A place to practice personal expressive writing; an individual record of educational experience; a writing workshop; a technique to reflect upon experience to give it deeper meaning.
Diary-------------------------------Journal -----------------------Class Notebook
(“I”-subjective)
(“I/it”)
(“it”-subjective)
What should I write?
--post site addresses (URLs) of interesting information technology that you
find
--post questions you have about this or other courses. Fellow students, TAs, and
the course instructors may be able to help you with your questions.

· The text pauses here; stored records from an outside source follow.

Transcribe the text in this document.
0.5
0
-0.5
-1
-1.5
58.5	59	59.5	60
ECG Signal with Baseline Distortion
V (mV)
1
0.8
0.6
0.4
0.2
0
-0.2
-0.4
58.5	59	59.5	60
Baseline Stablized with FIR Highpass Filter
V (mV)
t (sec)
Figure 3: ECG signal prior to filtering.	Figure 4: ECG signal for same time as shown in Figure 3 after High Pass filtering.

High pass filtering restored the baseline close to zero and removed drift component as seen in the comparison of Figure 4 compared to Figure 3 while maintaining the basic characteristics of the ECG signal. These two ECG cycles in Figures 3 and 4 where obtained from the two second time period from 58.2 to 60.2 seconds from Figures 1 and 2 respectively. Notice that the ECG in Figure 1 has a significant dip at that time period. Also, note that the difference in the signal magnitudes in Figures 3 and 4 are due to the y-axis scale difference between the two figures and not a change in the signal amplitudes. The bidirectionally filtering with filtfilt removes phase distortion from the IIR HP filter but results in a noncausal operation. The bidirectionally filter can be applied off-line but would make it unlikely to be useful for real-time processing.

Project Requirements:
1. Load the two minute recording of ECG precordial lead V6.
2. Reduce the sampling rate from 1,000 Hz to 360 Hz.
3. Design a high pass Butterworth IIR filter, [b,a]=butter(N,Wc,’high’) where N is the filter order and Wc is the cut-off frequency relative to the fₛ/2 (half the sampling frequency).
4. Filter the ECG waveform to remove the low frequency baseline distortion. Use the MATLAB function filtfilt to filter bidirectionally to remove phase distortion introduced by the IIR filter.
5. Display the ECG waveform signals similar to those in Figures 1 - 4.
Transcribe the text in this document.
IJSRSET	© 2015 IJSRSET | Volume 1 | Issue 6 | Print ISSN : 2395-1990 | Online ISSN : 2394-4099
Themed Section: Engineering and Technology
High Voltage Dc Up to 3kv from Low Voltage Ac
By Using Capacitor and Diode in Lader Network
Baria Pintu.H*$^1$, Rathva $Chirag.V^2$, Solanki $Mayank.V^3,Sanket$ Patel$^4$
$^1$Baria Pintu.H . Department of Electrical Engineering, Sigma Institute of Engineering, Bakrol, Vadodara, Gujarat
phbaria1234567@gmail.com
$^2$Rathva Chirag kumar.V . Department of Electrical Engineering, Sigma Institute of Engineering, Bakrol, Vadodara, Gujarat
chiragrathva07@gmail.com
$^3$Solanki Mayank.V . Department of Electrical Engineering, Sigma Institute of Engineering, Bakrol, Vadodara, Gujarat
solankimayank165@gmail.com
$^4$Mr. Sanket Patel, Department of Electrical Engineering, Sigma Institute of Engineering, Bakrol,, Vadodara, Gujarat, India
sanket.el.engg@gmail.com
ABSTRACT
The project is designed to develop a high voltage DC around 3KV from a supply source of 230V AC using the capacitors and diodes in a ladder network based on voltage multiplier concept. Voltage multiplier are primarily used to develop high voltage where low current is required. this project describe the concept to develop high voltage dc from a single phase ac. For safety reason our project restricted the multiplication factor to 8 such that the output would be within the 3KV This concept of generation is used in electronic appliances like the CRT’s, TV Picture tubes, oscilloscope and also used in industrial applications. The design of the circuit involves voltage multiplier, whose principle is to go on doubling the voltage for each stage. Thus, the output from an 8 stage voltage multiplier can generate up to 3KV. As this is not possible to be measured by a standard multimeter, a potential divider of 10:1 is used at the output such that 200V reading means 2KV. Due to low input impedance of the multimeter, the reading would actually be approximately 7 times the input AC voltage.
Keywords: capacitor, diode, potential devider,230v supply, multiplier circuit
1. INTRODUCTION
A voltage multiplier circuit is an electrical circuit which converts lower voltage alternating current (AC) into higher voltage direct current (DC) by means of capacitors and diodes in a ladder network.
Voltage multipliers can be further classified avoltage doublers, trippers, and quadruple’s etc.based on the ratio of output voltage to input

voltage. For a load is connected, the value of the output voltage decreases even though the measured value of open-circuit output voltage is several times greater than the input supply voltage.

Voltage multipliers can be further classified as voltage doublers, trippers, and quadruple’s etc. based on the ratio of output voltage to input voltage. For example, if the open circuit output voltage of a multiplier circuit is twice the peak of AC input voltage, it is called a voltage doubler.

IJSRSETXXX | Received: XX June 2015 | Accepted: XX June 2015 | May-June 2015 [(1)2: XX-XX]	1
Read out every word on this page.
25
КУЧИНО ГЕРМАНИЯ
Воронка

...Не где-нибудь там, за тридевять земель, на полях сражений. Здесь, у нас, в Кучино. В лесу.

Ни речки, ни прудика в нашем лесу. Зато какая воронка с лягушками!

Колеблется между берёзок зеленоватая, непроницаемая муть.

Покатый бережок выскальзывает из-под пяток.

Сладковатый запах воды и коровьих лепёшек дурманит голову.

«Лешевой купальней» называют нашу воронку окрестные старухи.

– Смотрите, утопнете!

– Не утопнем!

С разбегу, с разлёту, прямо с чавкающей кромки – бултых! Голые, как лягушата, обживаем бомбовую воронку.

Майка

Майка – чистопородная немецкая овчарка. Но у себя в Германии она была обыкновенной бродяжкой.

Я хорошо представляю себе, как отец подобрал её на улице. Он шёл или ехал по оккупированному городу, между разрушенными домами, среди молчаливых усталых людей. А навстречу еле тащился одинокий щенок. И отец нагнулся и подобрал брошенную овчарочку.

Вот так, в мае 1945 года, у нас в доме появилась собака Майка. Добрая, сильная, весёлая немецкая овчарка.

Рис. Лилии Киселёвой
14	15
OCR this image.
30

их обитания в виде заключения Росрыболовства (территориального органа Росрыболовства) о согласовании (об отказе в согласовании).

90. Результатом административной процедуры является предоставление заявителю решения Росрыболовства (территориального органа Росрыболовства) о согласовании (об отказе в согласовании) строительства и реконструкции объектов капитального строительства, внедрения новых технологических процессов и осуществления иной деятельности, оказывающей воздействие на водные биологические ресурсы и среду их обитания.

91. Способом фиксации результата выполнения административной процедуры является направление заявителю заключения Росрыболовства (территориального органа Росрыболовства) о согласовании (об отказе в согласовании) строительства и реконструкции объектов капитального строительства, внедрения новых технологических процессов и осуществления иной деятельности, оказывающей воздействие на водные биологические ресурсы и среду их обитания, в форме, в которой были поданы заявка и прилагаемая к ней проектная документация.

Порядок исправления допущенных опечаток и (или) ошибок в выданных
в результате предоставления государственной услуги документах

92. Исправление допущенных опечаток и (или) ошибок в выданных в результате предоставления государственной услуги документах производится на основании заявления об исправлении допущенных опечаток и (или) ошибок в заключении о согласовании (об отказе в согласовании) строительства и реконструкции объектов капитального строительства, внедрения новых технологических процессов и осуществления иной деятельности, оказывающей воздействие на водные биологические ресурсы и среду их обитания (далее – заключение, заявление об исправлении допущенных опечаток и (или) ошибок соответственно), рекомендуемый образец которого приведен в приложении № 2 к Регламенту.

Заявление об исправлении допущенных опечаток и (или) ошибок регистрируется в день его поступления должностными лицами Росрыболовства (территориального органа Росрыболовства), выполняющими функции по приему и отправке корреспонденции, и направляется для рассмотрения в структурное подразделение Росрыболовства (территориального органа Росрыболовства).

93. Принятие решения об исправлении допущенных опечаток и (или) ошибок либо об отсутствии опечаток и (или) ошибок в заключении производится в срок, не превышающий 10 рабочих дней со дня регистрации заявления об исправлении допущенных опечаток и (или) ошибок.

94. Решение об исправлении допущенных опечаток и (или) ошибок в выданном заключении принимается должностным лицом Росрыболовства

--explorations of ideas, theories, concepts, problems, paper topics
--reviews of articles, movies, books, CD’s, DVD’s
--descriptions of events that took, or will be taking place that may interest
the rest of the class
--records of your thought, feelings, moods, experiences
--whatever you want to explore or remember
What shouldn't I write?
When should I write?
--at least once a week
--early in the morning, late at night before bedtime
--when you have problems to solve, decisions to make, the need from clarity
out of confusion
--when you need to practice or try something out
How should I write?
--however you feel like it, but legibly: use capital I and correct
punctuation.
--freely, expressively, openly
How do you measure Quality in Journals?
TA’s will review your journal, looking for:
1. Language Features: personal, conversational, informal, emotional,
experimental, candid.
2. Cognitive Activity: observation, speculation, confirmation, doubt,
questioning, self-awareness, connection, digression, dialogue, information,
revision, problem posing and solving.
3. Formal Features: frequency of entries, length of entries, self-sponsored
entries, chronology.
4. Regularity: it is far better to post once a week, instead of 14 entries just
before the last day of class.
5. Number of Postings: 14 postings minimum are expected over the course of the
semester.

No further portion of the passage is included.